Dans ses sculptures en terre cuite comme dans ses somptueuses sanguines, c'est au travers de la perfection classique que M. P. Deville-Chabrolle est à la recherche de l'émotion.

Une émotion visuelle satisfaite sur plusieurs plans. D'abord l'harmonie est totale. Les sensuels dégradés ocres de la sanguine sur les corps féminins, sur les visages remplis d'un silence intérieur qui interroge, sur les drapés rythmés avec justesse, s'accordent avec des fonds délicieusement musicaux.

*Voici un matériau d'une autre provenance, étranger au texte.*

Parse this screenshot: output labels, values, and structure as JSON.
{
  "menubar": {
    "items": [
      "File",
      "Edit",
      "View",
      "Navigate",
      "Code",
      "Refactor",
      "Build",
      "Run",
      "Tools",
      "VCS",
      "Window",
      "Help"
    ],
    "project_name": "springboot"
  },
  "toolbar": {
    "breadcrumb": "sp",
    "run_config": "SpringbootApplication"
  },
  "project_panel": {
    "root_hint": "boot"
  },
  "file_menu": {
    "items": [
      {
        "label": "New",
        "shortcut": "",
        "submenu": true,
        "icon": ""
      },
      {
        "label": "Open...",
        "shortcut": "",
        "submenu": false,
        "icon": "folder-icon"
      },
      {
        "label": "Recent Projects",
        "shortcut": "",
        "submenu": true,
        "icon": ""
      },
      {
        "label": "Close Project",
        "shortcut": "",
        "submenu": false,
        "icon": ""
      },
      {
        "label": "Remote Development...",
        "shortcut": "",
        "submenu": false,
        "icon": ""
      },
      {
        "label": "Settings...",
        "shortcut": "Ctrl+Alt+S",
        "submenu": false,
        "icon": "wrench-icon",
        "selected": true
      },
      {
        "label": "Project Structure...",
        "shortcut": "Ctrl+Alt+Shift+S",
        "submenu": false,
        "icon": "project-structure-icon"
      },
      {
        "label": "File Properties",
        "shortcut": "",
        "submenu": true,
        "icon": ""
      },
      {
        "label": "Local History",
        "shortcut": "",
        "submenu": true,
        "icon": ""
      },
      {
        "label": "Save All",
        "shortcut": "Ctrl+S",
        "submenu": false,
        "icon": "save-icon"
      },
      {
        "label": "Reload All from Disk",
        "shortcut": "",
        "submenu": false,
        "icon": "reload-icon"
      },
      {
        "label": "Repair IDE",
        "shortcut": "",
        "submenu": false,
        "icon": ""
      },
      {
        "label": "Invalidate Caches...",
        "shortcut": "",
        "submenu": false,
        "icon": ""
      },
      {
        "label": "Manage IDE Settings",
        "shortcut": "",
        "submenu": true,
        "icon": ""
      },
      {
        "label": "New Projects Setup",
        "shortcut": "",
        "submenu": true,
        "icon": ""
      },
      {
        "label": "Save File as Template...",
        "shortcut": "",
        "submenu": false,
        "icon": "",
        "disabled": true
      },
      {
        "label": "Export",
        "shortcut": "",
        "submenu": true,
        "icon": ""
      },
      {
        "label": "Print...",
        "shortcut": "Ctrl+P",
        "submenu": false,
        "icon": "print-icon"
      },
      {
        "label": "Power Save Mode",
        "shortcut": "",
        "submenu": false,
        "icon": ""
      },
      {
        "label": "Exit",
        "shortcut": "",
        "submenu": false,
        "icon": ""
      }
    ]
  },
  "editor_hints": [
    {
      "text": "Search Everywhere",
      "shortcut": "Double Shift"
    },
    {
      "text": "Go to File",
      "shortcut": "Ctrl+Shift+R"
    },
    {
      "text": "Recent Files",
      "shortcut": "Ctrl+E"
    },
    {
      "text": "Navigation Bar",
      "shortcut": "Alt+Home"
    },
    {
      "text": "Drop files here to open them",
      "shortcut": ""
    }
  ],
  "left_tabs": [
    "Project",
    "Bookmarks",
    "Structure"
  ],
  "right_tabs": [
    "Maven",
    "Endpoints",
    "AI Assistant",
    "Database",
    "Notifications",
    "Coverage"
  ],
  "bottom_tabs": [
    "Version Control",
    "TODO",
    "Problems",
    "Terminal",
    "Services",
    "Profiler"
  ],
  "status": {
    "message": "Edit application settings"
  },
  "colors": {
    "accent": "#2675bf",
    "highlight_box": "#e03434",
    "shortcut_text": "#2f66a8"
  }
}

Les cadres prolongent l'unité avec un goût raffiné. L'artiste intègre sa technique, très Renaissance, dans les compositions où le fond peut être habillé de papiers (de soie ou de chiffon) froissés animant une matière toute picturale. Ces fonds contiennent vieilles photos et écriture.

Ainsi on entre en même temps dans le monde de l'histoire, de la trace, du signe, un monde de la permanence nostalgique et en même temps dans le monde du fragile et de l'éphémère. Cette écriture fragile, porteuse de messages, de rêves ou de fantasmes est en parfaite concordance avec l'extraordinaire intériorité des personnages. Les sculptures vivent de la même manière mais l'aspect très net et lisse de la terre n'invite pas au même mystère que celui dégagé dans les versions qui sont souvent de véritables peintures.